Hollywood, 2001. Scaffold, aluminum, and halogen headlights, 23.35 x 166.2 x 9 m. Installation view: Hollywood (special project for the Venice Biennale), Palermo, Sicily, June 10–November 4, 2001. Photo: Attilio Maranzano



  • As a class, brainstorm a list of all the landmarks you can think of. Once the list is created, analyze what characteristics and attributes need to be present to deem something a landmark.
    Social Studies

  • Landmarks can be manmade, like buildings and bridges, or natural sites, like a tree or mountain peak, and have special significance because of their history, construction, or long association with a location. Landmarks help identify a place and give it a unique identity.

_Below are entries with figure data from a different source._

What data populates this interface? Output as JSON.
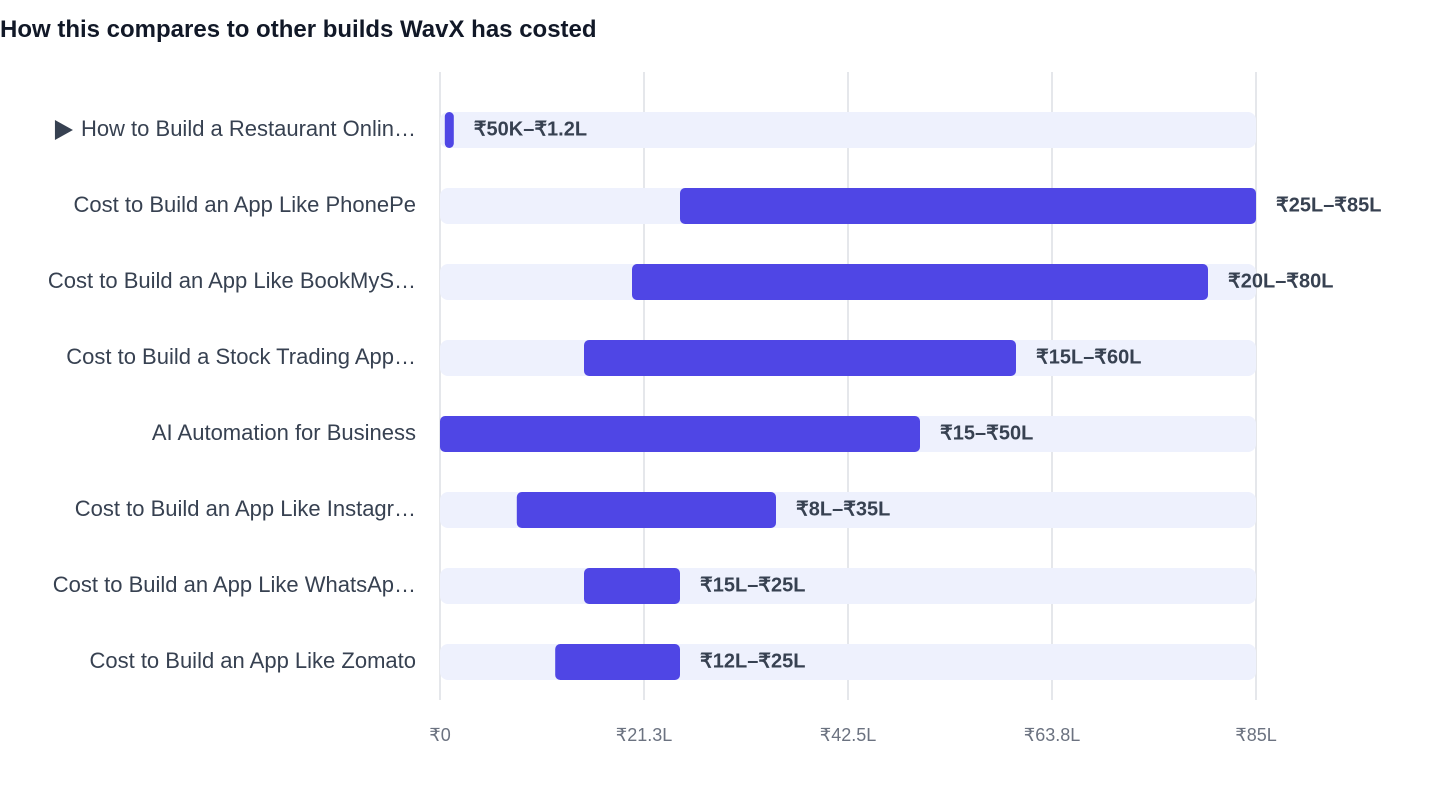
{
  "title": "How this compares to other builds WavX has costed",
  "colors": {
    "bar": "#4f46e5",
    "track": "#eef1fd",
    "grid": "#e5e7eb",
    "label": "#374151",
    "tick": "#6b7280",
    "title": "#111827"
  },
  "chart_data": {
    "type": "bar",
    "orientation": "horizontal",
    "subtype": "range",
    "title": "How this compares to other builds WavX has costed",
    "xlabel": "",
    "ylabel": "",
    "unit": "INR",
    "xlim": [
      0,
      85
    ],
    "x_unit_note": "values in lakh rupees",
    "grid": true,
    "xticks": [
      0,
      21.25,
      42.5,
      63.75,
      85
    ],
    "xtick_labels": [
      "₹0",
      "₹21.3L",
      "₹42.5L",
      "₹63.8L",
      "₹85L"
    ],
    "categories": [
      "How to Build a Restaurant Onlin…",
      "Cost to Build an App Like PhonePe",
      "Cost to Build an App Like BookMyS…",
      "Cost to Build a Stock Trading App…",
      "AI Automation for Business",
      "Cost to Build an App Like Instagr…",
      "Cost to Build an App Like WhatsAp…",
      "Cost to Build an App Like Zomato"
    ],
    "ranges": [
      [
        0.5,
        1.2
      ],
      [
        25,
        85
      ],
      [
        20,
        80
      ],
      [
        15,
        60
      ],
      [
        0,
        50
      ],
      [
        8,
        35
      ],
      [
        15,
        25
      ],
      [
        12,
        25
      ]
    ],
    "range_labels": [
      "₹50K–₹1.2L",
      "₹25L–₹85L",
      "₹20L–₹80L",
      "₹15L–₹60L",
      "₹15–₹50L",
      "₹8L–₹35L",
      "₹15L–₹25L",
      "₹12L–₹25L"
    ],
    "current_index": 0,
    "current_marker_icon": "triangle-right-icon"
  }
}
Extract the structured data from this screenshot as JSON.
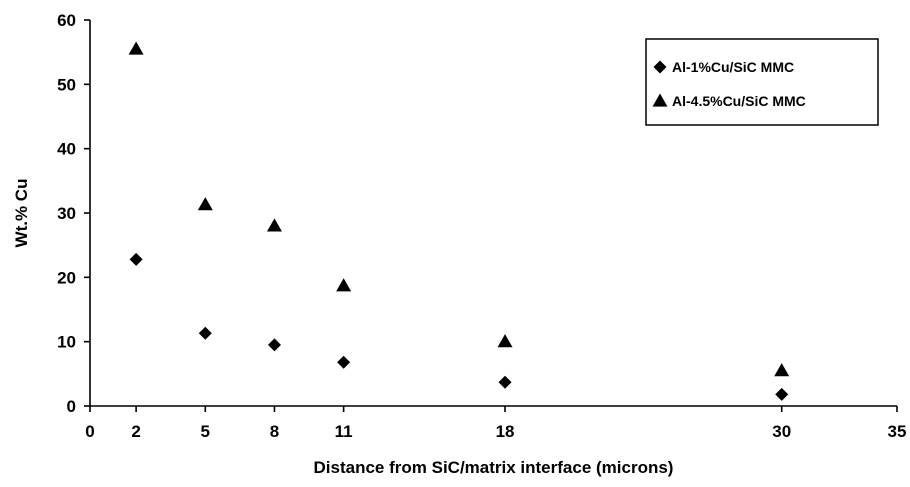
{
  "chart_data": {
    "type": "scatter",
    "xlabel": "Distance from SiC/matrix interface (microns)",
    "ylabel": "Wt.% Cu",
    "xlim": [
      0,
      35
    ],
    "ylim": [
      0,
      60
    ],
    "x_ticks": [
      0,
      2,
      5,
      8,
      11,
      18,
      30,
      35
    ],
    "y_ticks": [
      0,
      10,
      20,
      30,
      40,
      50,
      60
    ],
    "grid": false,
    "legend_position": "top-right",
    "series": [
      {
        "name": "Al-1%Cu/SiC MMC",
        "marker": "diamond",
        "color": "#000000",
        "points": [
          {
            "x": 2,
            "y": 22.8
          },
          {
            "x": 5,
            "y": 11.3
          },
          {
            "x": 8,
            "y": 9.5
          },
          {
            "x": 11,
            "y": 6.8
          },
          {
            "x": 18,
            "y": 3.7
          },
          {
            "x": 30,
            "y": 1.8
          }
        ]
      },
      {
        "name": "Al-4.5%Cu/SiC MMC",
        "marker": "triangle",
        "color": "#000000",
        "points": [
          {
            "x": 2,
            "y": 55.5
          },
          {
            "x": 5,
            "y": 31.3
          },
          {
            "x": 8,
            "y": 28.0
          },
          {
            "x": 11,
            "y": 18.7
          },
          {
            "x": 18,
            "y": 10.0
          },
          {
            "x": 30,
            "y": 5.5
          }
        ]
      }
    ]
  }
}
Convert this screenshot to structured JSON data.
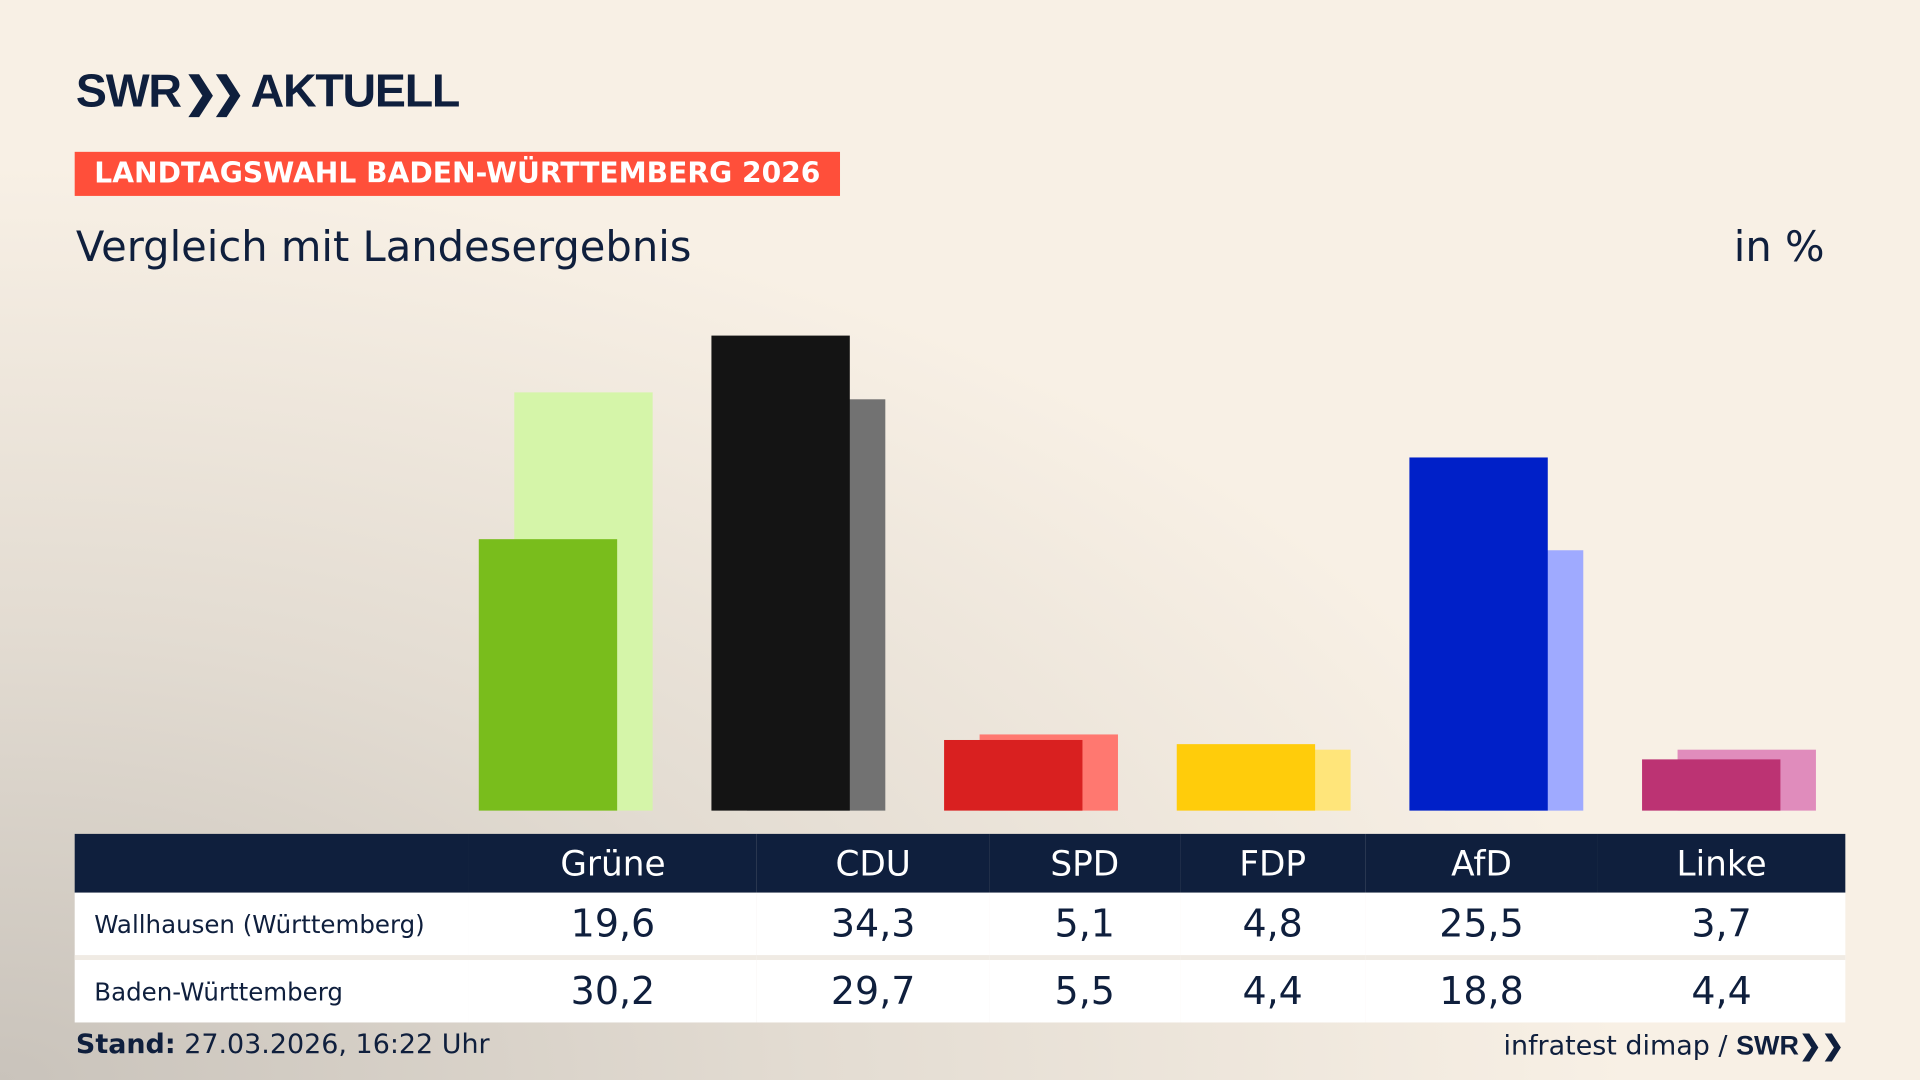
{
  "brand": {
    "logo": "SWR AKTUELL",
    "logo_swr": "SWR",
    "logo_aktuell": "AKTUELL"
  },
  "badge": "LANDTAGSWAHL BADEN-WÜRTTEMBERG 2026",
  "subtitle": "Vergleich mit Landesergebnis",
  "unit": "in %",
  "footer": {
    "stand_label": "Stand:",
    "stand_value": "27.03.2026, 16:22 Uhr",
    "source": "infratest dimap /",
    "source_logo": "SWR"
  },
  "chart_data": {
    "type": "bar",
    "categories": [
      "Grüne",
      "CDU",
      "SPD",
      "FDP",
      "AfD",
      "Linke"
    ],
    "series": [
      {
        "name": "Wallhausen (Württemberg)",
        "values": [
          19.6,
          34.3,
          5.1,
          4.8,
          25.5,
          3.7
        ],
        "labels": [
          "19,6",
          "34,3",
          "5,1",
          "4,8",
          "25,5",
          "3,7"
        ]
      },
      {
        "name": "Baden-Württemberg",
        "values": [
          30.2,
          29.7,
          5.5,
          4.4,
          18.8,
          4.4
        ],
        "labels": [
          "30,2",
          "29,7",
          "5,5",
          "4,4",
          "18,8",
          "4,4"
        ]
      }
    ],
    "colors": {
      "primary": [
        "#79bd1c",
        "#141414",
        "#d92020",
        "#ffcc0b",
        "#0020c8",
        "#bc3373"
      ],
      "secondary": [
        "#d5f5a9",
        "#727272",
        "#ff7870",
        "#ffe57a",
        "#9faaff",
        "#e08cbc"
      ]
    },
    "ylim": [
      0,
      35
    ]
  }
}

    What landmarks are associated with your city or neighborhood? What qualities make them landmarks? What associations do they hold? Have students draw or photograph a neighborhood landmark and then create a picture postcard. On the back, they can tell the story of the landmark selected and its importance to your community.
    Visual Arts, Social Studies
    Drawing, Photography

  • Cattlelan’s work is created with the knowledge that most people will see it reproduced in print and/or on the Web. Students should select something that is important to them, perhaps an item they made or own. They should photograph it so that the image conveys their relationship to the object and then compare the photo to the original object. What qualities do they think were captured? What was lost in the reproduction?
    Visual Arts
    Photography

  • The Hollywood sign in California has undergone its own set of transformations. Now a famous landmark, it was erected in 1923 as an advertisement for a real-estate development and originally read “Hollywoodland.” It was not intended to be permanent, but with the rise of the American cinema in Los Angeles, it became an internationally recognized symbol of the movie industry. The website, hollywoodsign.com, features a 24-7 webcam, illustrated history, and suggestions for how to get the best photos.